Got it, thanks for the clarification. By the way, do you have any plan to release a pytorch version? It would be great if written in pytorch. Thanks again for your reply.
We have no plan for a pytorch version, as I'm busy on DLF v2.0, aiming to improve the multi-scale archtecture. Maybe will release DLF v2.0 with a pytorch version.
Thanks for your nice paper and implementation. I read your paper and have a question regarding the channel number, appreciate it if you can help.

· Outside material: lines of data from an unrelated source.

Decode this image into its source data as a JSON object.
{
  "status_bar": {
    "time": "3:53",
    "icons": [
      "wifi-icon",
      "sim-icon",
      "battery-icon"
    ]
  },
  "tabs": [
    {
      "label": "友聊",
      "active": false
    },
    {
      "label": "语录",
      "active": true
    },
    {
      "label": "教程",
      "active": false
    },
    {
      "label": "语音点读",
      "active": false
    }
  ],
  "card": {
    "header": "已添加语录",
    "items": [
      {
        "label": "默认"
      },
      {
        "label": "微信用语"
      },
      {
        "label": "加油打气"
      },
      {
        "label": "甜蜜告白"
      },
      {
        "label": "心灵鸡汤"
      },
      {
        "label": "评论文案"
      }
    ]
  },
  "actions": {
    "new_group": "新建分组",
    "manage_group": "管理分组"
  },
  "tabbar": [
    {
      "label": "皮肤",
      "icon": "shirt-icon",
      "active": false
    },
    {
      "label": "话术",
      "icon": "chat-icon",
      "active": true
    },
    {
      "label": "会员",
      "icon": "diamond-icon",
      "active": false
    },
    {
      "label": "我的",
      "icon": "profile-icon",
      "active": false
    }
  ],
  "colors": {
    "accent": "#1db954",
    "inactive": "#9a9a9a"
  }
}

If I understand correctly, transformations in a normalizing flow should be bijective, only in that case the change of variable formula works. A bijective transform does not change the dimension, which means the total number of pixels in a tensor cannot be changed (except the split operation drops half of the tensor on purpose). In this case, since you are using squeeze operation, where the dimension is halved but channel increases by 4, thus the total number of pixels in a tensor does not change. But how do you arbitrarily choose 512 (128) channels in your experiment? The channel number in level L should be 3x4^(L-1) (512%3 != 0). I might misunderstand your model, please help me clarify. Thanks a lot.